Tuesday, March 13, 2012

Italo and Vincenzo

Once in awhile, you get a sense of satisfaction at a job well-done. Not a pompous chest pounding, but just a little voice inside that says "Yeah, that's it!" Of course, reviewers come along soon enough and put you in your place (some rightfully so, some for their own chest-pounding satisfaction). So I'm rather pleased with my latest writing foray and curious to see what others think. I wrote the first of the adventures of Italo and Vincenzo in a flurry. "Cloaks of Vermin and Fish" took around two months from idea conception to finish, which is pretty darned quick for me, as it is a novella, and I am notoriously slow with longer works (real job and life tend to get in the way of my precious writing time).

In all honesty, I can't remember much more about the genesis of the story than a thought I had that, if I were to try to pull the perfect heist, I would need a twin. But then I though, what if both of us were just plain stupid? From there my mind jumped to Venice, a magic bottle embedded with blinking eyes (yes, I think of these things while out running), a wizard living in a tower, a feud between the Assassins' Guild and the Thieves' Guild, the Cthulhoid god Dagon, and an old, dead grandmother.

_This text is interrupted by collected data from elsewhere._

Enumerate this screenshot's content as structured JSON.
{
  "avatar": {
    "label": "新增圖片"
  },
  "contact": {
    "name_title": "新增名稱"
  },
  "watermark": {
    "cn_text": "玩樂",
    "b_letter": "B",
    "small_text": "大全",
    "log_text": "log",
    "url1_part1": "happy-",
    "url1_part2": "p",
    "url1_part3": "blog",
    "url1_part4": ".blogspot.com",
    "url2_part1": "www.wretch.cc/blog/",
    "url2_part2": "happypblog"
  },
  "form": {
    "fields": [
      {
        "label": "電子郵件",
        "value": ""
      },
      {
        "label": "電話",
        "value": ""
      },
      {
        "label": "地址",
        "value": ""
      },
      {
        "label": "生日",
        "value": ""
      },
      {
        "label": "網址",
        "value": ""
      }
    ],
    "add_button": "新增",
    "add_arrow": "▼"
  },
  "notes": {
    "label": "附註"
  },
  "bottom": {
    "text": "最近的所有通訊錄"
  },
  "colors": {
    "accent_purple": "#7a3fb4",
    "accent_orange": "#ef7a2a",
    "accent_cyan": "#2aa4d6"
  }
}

As always happens with good bouts of inspiration, I could hardly read my notes after I emerged from my fever-dream of an outline. Doing the character sketches was where things really started to come together, where an over-riding voice emerged. When I had completed the sketches for Italo and Vincenzo I knew I had hit on some special people. And not just "special" in terms of their abilities or intelligence. I've written two Italo and Vincenzo pieces now, "Cloaks of Vermin and Fish" and (soon to be published, I promise) "The Shadow of the Doppelganger".

I think this is the beginning of what might be a long working relationship. I'm intrigued by these two and, besides, it's pretty easy to get your way when you're surrounded by simpletons. Besides, Italo and Vincenzo have one thing on their side: dumb luck. And as has been said before, "It's better to be lucky than good."